Tuesday, August 17, 2010

Space,Place, and Music

After taking some time to process a very rich second summer at the Anghiari Music Festival, I want to share some of the unique expereiences created by the performance of intricately textured music in historically textured places. My thoughts have been influenced by those of Professor Roland Guenther, an early planner and proponent of the preservation of cultural landscapes, a scholar in Urban Studies, and an honorary citizen of Anghiari.

The festival runs for a full week in July, and the participants, The Southbank Sinfonia of London, the choral group Vox Musica, and this summer the Dutch National Opera, perform up to three concerts a day. From that broad range of wonderful concerts, two examples can give a sense of the interaction between the music and the venue.

One evening we drove a short distance out of Anghiari to Santa Maria alla Sovara, a Renaissance church damaged in the recent earthquake and reopened just this year. The program included Vivaldi's Magnificat and Haendel's Dixit Dominus. The spaces of the church interacted with the voices and instruments in a powerful symbiosis, notes soaring up into the vaulted ceiling, then sustaining and fading in a completely organic movement. And the church enclosed us in a specific place, stirring currents of meaning atround the history of the building and the music it facilitated.

On the final morning of the festival, we gathered in the restored medieval Badia just up from our apartment for a virtuoso performance of Schubert's quintet, the longest chamber work in the repertoire. The small church embraced us along with the musicians in an intimate environment perfectly matched to the dialogue offered by the players. Again, the space controlled the sound, producing a private experience, and again, the place created historical associations, linking the sacred and the secular.

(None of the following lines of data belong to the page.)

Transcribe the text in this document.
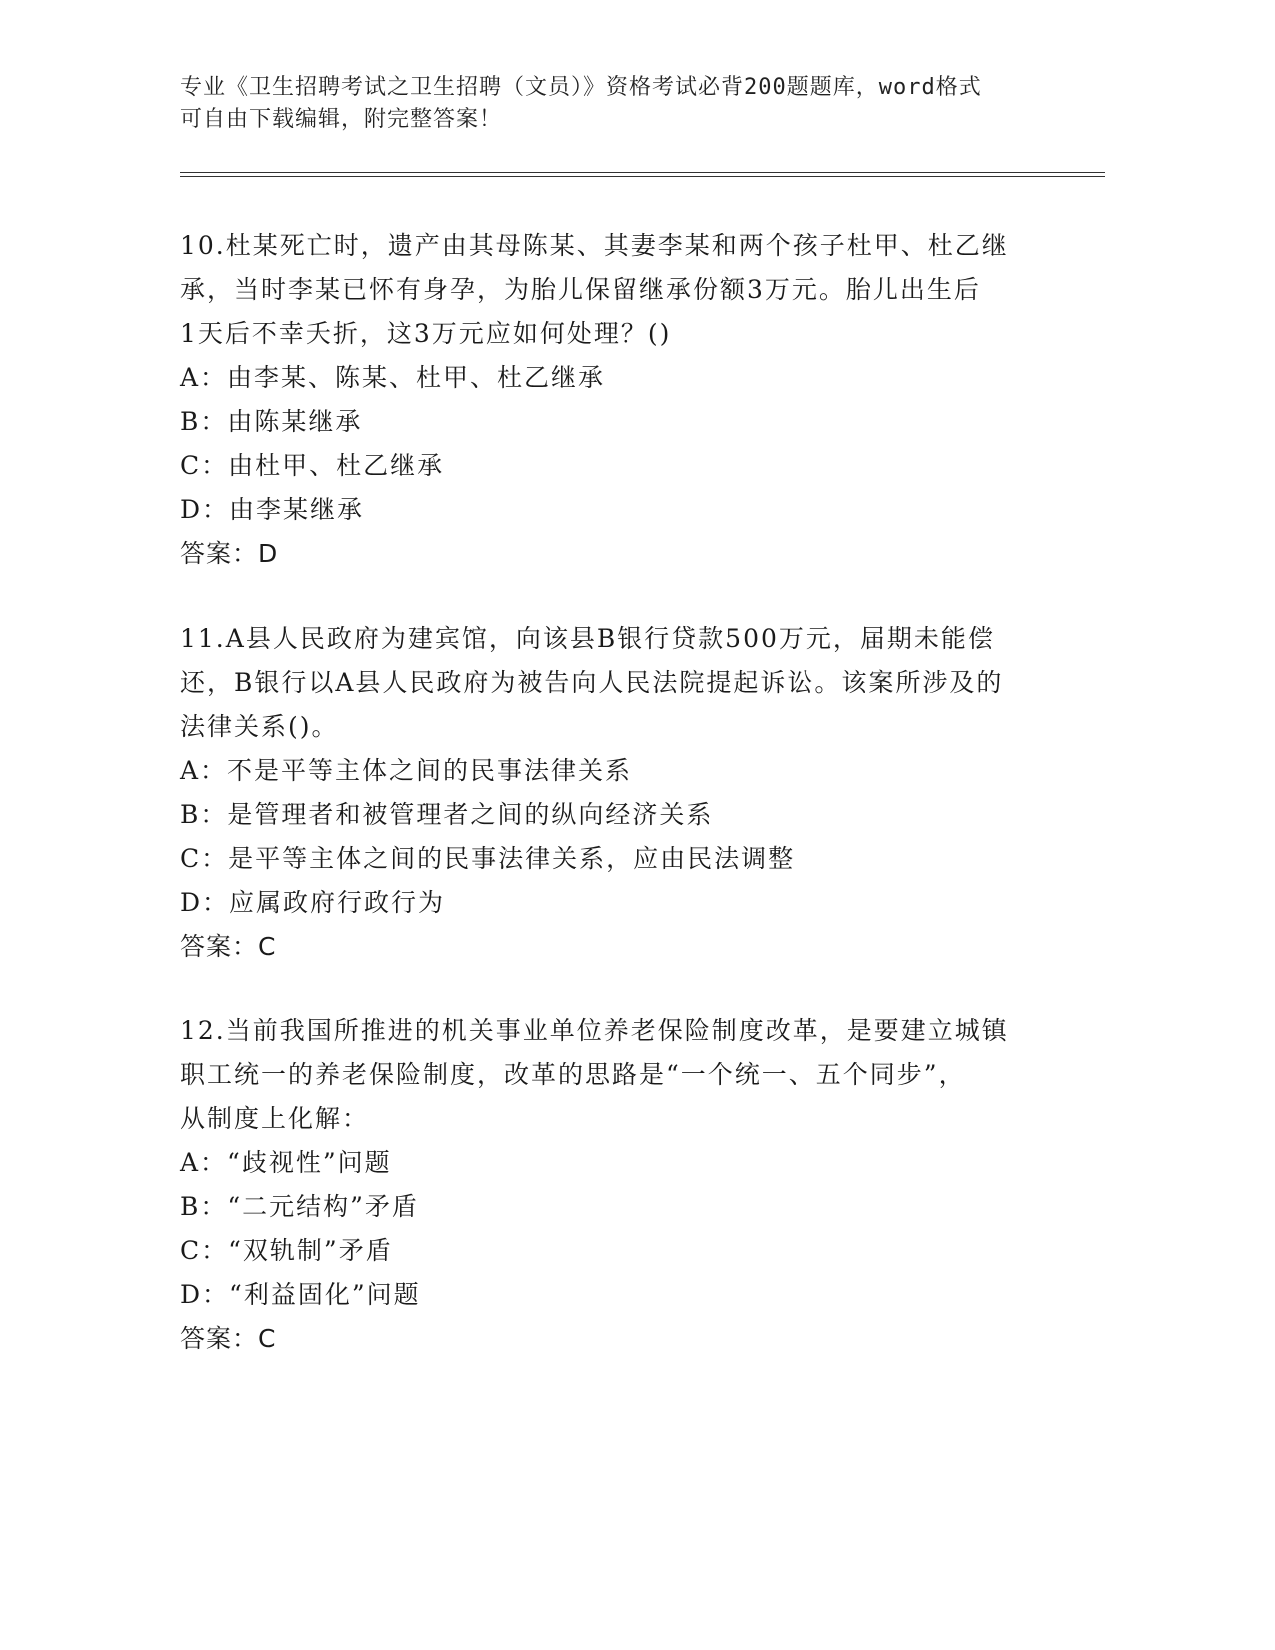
专业《卫生招聘考试之卫生招聘（文员）》资格考试必背200题题库，word格式
可自由下载编辑，附完整答案！
10.杜某死亡时，遗产由其母陈某、其妻李某和两个孩子杜甲、杜乙继
承，当时李某已怀有身孕，为胎儿保留继承份额3万元。胎儿出生后
1天后不幸夭折，这3万元应如何处理？()
A：由李某、陈某、杜甲、杜乙继承
B：由陈某继承
C：由杜甲、杜乙继承
D：由李某继承
答案：D
11.A县人民政府为建宾馆，向该县B银行贷款500万元，届期未能偿
还，B银行以A县人民政府为被告向人民法院提起诉讼。该案所涉及的
法律关系()。
A：不是平等主体之间的民事法律关系
B：是管理者和被管理者之间的纵向经济关系
C：是平等主体之间的民事法律关系，应由民法调整
D：应属政府行政行为
答案：C
12.当前我国所推进的机关事业单位养老保险制度改革，是要建立城镇
职工统一的养老保险制度，改革的思路是“一个统一、五个同步”，
从制度上化解：
A：“歧视性”问题
B：“二元结构”矛盾
C：“双轨制”矛盾
D：“利益固化”问题
答案：C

The Anghiari Festival reminds us of that deep connection among space, place, and music, urging us out of sterile concert halls and into the architecture all around us, wherever we live. Of course, the musicians must exercise care in choosing venues and works, but when space, place and music converge, they yield an incomparable engagement of all the senses.

Wednesday, August 4, 2010

Last Days


We had much debate about where to go after (sigh) leaving Anghiari. Pompeii and Ercolano called, but we had misgivings about the amount of time we had available after lingering on in Anghiari to hear the Mozart opera and a final chamber music performance on Sunday afternoon. Moreover, Tom's wonderful doctor in San Sepulcro wanted to see him again on Monday morning to give him another treatment. Eventually, we also agreed that it was too hot to turn south.

Therefore, after the last treatment in San Sepulcro, we set our sights on Mantua, where we drove through the still pastoral setting of Virgil's birthplace just outside the city, and enjoyed a rich day taking in the artistic wonders of the court palaces of the Gonzagas. Our first objective was to see Mantegna's paintings in the Bridal Chamber. A plus was the discovery that Mantua is the place where Giulio Romano flourished. As the only artist specifically mentioned by Shakespeare, he captured Tom's interest. We admired his beautiful home and some of his other architectural creations. However, his great glory was as a master of fresco. The student of Rafael, he had a great realistic technique, but he lacked any sense of restraint. Thus, his great works are the over-the-top frescoes of the story of Troy, the gods celebrating the wedding of Cupid and Psyche presided over by a gigantic Polyphemus, and the notorious Hall of the Giants. Here, he portrays the gods fleeing in terror from the giants as massive earthquakes crush the mammoth figures of the primordial sons of Gaia. Nothing subtle about Giulio Romano!
After an exhausting day of hoofing about Mantua, we chose a more conservative route for the last day, heading straight for Florence. Our first objective was to turn in the car, and then to head for the Brancacci Chapel to see the frescoes of Masaccio, Filippino Lippi and others. That was all we aimed to do on that day. Walking back across the Arno, we spent an hour in Santa Maria Novella, admiring the frescoes there. Then we went to the Cathedral Square for drinks in an exorbitantly expensive cafe. A final delicious Tuscan dinner concluded our stay in Italy and it was early to bed and early to rise for our trip home.